The greatest strength of board games is their meaninglessness. They don’t matter while you are playing, and they matter even less when you’re done. The only record of your play (apart from the lasting resentment of You’re sly!) is the faint outline of the last Yahtzee scores on a pad of paper. I miss the ephemerality of such games. It used to be the case with classic videogames as well: the Mega Drive lacked persistent memory except for battery backup in some cartridges, and every new game was a blank slate. Now, everything contributes to an endless ticker tape of statistics. I just finished replaying Bayonetta on the Wii U before tackling the sequel, and I missed all the weapons and techniques I had unlocked on the 360 version, the high scores. Yet the game was exactly the same! It was just as good, if not better without having the crutch of accessories. I deliberately wanted to experience Bayonetta afresh because my judgment was clouded by those fifty hours of accumulated play. (Spoiler: it is still amazing.)

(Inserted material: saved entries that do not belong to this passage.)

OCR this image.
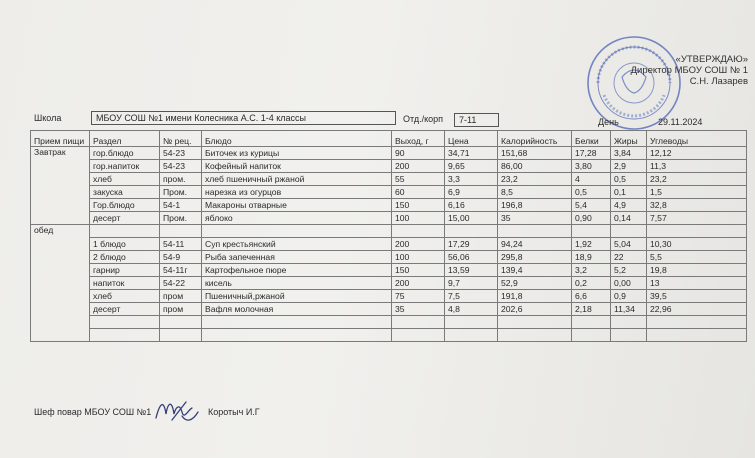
«УТВЕРЖДАЮ»
Директор МБОУ СОШ № 1
С.Н. Лазарев
День	29.11.2024
Школа	МБОУ СОШ №1 имени Колесника А.С. 1-4 классы	Отд./корп	7-11
Прием пищи	Раздел	№ рец.	Блюдо	Выход, г	Цена	Калорийность	Белки	Жиры	Углеводы
Завтрак	гор.блюдо	54-23	Биточек из курицы	90	34,71	151,68	17,28	3,84	12,12
	гор.напиток	54-23	Кофейный напиток	200	9,65	86,00	3,80	2,9	11,3
	хлеб	пром.	хлеб пшеничный ржаной	55	3,3	23,2	4	0,5	23,2
	закуска	Пром.	нарезка из огурцов	60	6,9	8,5	0,5	0,1	1,5
	Гор.блюдо	54-1	Макароны отварные	150	6,16	196,8	5,4	4,9	32,8
	десерт	Пром.	яблоко	100	15,00	35	0,90	0,14	7,57
обед									
	1 блюдо	54-11	Суп крестьянский	200	17,29	94,24	1,92	5,04	10,30
	2 блюдо	54-9	Рыба запеченная	100	56,06	295,8	18,9	22	5,5
	гарнир	54-11г	Картофельное пюре	150	13,59	139,4	3,2	5,2	19,8
	напиток	54-22	кисель	200	9,7	52,9	0,2	0,00	13
	хлеб	пром	Пшеничный,ржаной	75	7,5	191,8	6,6	0,9	39,5
	десерт	пром	Вафля молочная	35	4,8	202,6	2,18	11,34	22,96

Шеф повар МБОУ СОШ №1	Коротыч И.Г
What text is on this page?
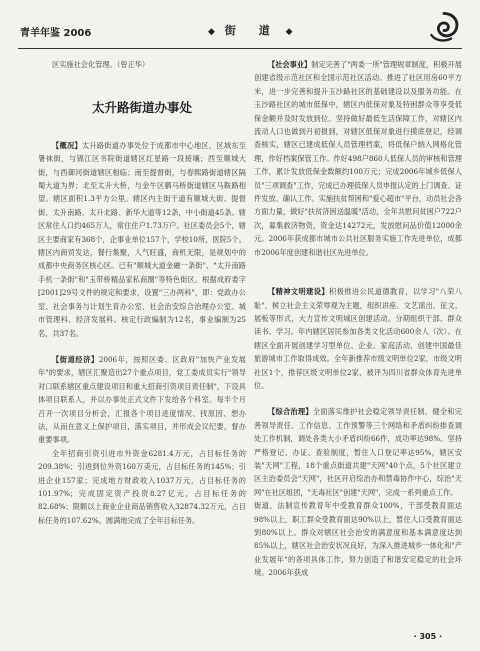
青羊年鉴 2006	◆ 街　道 ◆

区实施社会化管理。（曾正华）

太升路街道办事处

【概况】太升路街道办事处位于成都市中心地区，区域东至暑袜街，与锦江区书院街道辖区红星路一段接壤；西至顺城大街，与西御河街道辖区相临；南至提督街，与春熙路街道辖区隔蜀大道为界；北至太升大桥，与金牛区驷马桥街道辖区马鞍路相望。辖区面积1.3平方公里。辖区内主街干道有顺城大街、提督街、太升南路、太升北路、新华大道等12条，中小街道45条。辖区常住人口约465万人，常住住户1.73万户。社区委员会5个，辖区主要商家有368个，企事业单位157个，学校10所，医院5个。辖区内商贸发达，餐行集聚，人气旺盛，商机无限，是规划中的成都中央商务区核心区。已有"顺城大道金融一条街"、"太升南路手机一条街"和"玉带桥精品家私商圈"等特色街区。根据成府委字[2001]29号文件的规定和要求，设置"三办两科"，即：党政办公室、社会事务与计划生育办公室、社会治安综合治理办公室、城市管理科、经济发展科。核定行政编制为12名，事业编制为25名，共37名。

【街道经济】2006年，按照区委、区政府"加快产业发展年"的要求，辖区汇聚造出27个重点项目，党工委成员实行"领导对口联系辖区重点建设项目和重大招商引资项目责任制"，下设具体项目联系人，并以办事处正式文件下发给各个科室。每半个月召开一次项目分析会，汇报各个项目进度情况、找原因、想办法，从而在意义上保护项目，落实项目，并形成会议纪要，督办重要事项。

全年招商引资引进市外资金6281.4万元，占目标任务的209.38%；引进到位外资160万美元，占目标任务的145%；引进企业157家；完成地方财政收入1037万元，占目标任务的101.97%；完成固定资产投资8.27亿元，占目标任务的82.68%；限额以上商业企业商品销售收入32874.32万元，占目标任务的107.62%。圆满地完成了全年目标任务。

【社会事业】制定完善了"两委一所"管理规章制度，积极开展创建省级示范社区和全国示范社区活动。推进了社区用房60平方米，进一步完善和提升玉沙路社区的基础建设以及服务功能。在玉沙路社区的城市低保中，辖区内低保对象及特困群众等享受低保金额并及时发放到位。坚持做好最低生活保障工作，对辖区内流动人口也做到月初报到，对辖区低保对象进行摸底登记，经调查核实，辖区已建成低保人员管理档案，将低保户纳入网格化管理，作好档案保管工作。作好498户860人低保人员的审核和管理工作，累计发放低保金数额约100万元；完成2006年城乡低保人员"三项调查"工作，完成已办理低保人员申报认定的上门调查、证件发放、确认工作。实施扶贫帮困和"爱心超市"平台，动员社会各方面力量，做好"扶贫济困送温暖"活动，全年共慰问贫困户722户次，募集救济物资，资金达14272元，发放慰问品价值12000余元。2006年获成都市城市公共社区服务实施工作先进单位，成都市2006年度创建和谐社区先进单位。

【精神文明建设】积极推进公民道德教育，以学习"八荣八耻"，树立社会主义荣辱观为主题，组织讲座、文艺演出、征文、展板等形式，大力宣传文明城区创建活动。分期组织干部、群众读书、学习。年内辖区居民参加各类文化活动600余人（次）。在辖区全面开展创建学习型单位、企业、家庭活动，创建中国最佳旅游城市工作取得成效。全年新推荐市级文明单位2家，市级文明社区1个，推荐区级文明单位2家，被评为四川省群众体育先进单位。

【综合治理】全面落实维护社会稳定领导责任制，健全和完善领导责任、工作信息、工作预警等三个网络和矛盾纠纷排查调处工作机制，调处各类大小矛盾纠纷66件，成功率达98%。坚持严格登记、办证、查验制度，暂住人口登记率达95%，辖区安装"天网"工程，18个重点街道共建"天网"40个点，5个社区建立区主治委员会"天网"，社区开启综治办和禁毒协作中心，综治"天网"在社区组团，"无毒社区"创建"天网"，完成一系列重点工作。

街道，法制宣传教育年中受教育群众100%，干部受教育面达98%以上，职工群众受教育面达90%以上，暂住人口受教育面达到80%以上。群众对辖区社会治安的满意度和基本满意度达到85%以上，辖区社会治安状况良好，为深入推进城乡一体化和"产业发展年"的各项具体工作，努力创造了和谐安定稳定的社会环境。2006年获成

· 305 ·
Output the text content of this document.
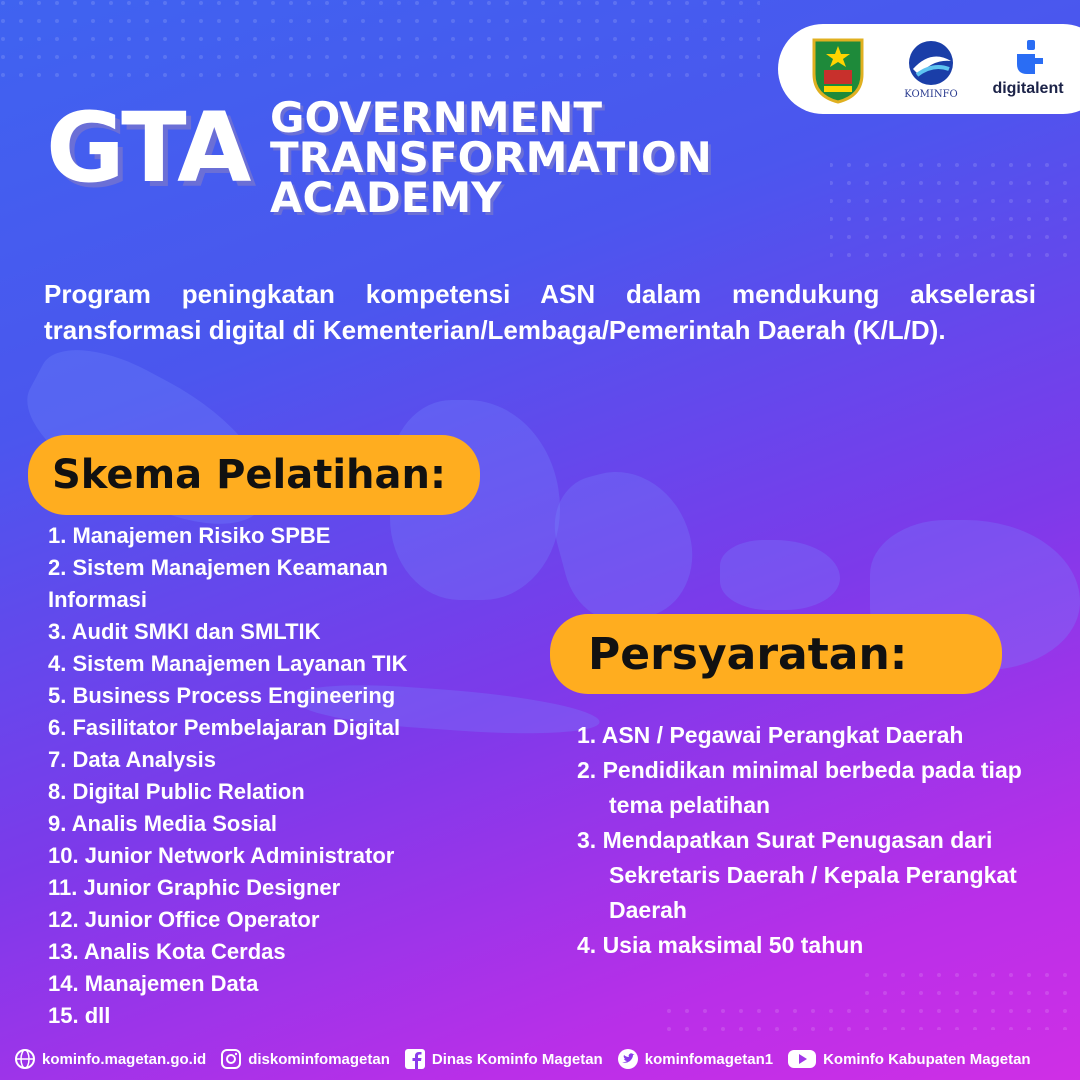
KOMINFO digitalent
GTA GOVERNMENT
TRANSFORMATION
ACADEMY
Program peningkatan kompetensi ASN dalam mendukung akselerasi transformasi digital di Kementerian/Lembaga/Pemerintah Daerah (K/L/D).
Skema Pelatihan:
1. Manajemen Risiko SPBE
2. Sistem Manajemen Keamanan Informasi
3. Audit SMKI dan SMLTIK
4. Sistem Manajemen Layanan TIK
5. Business Process Engineering
6. Fasilitator Pembelajaran Digital
7. Data Analysis
8. Digital Public Relation
9. Analis Media Sosial
10. Junior Network Administrator
11. Junior Graphic Designer
12. Junior Office Operator
13. Analis Kota Cerdas
14. Manajemen Data
15. dll
Persyaratan:
1. ASN / Pegawai Perangkat Daerah
2. Pendidikan minimal berbeda pada tiap tema pelatihan
3. Mendapatkan Surat Penugasan dari Sekretaris Daerah / Kepala Perangkat Daerah
4. Usia maksimal 50 tahun
kominfo.magetan.go.id	diskominfomagetan	Dinas Kominfo Magetan	kominfomagetan1	Kominfo Kabupaten Magetan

We cannot escape our prejudices. Our minds absorb information, reviews, rumours. Even when we think they’re clear, they are more like the Yahtzee pad; as we write new memories the pencil lines warp in the indentations, almost imperceptibly altered. The mental mouse trap has been set, waiting for our prejudices to trigger it. Bayonetta 2 will feel like a masterpiece because Bayonetta is a masterpiece. Frustration is frustrating.
The children are still popping the die, swearing revenge against their father for the setbacks. The young boy says “I hate you!” to his dad, lovingly, for acts that will soon be forgotten. I imagine myself sitting with my brothers, flipping the board, screaming “You’re sly!”. But it is not they who were sly. It was my own mind. It has always been sly.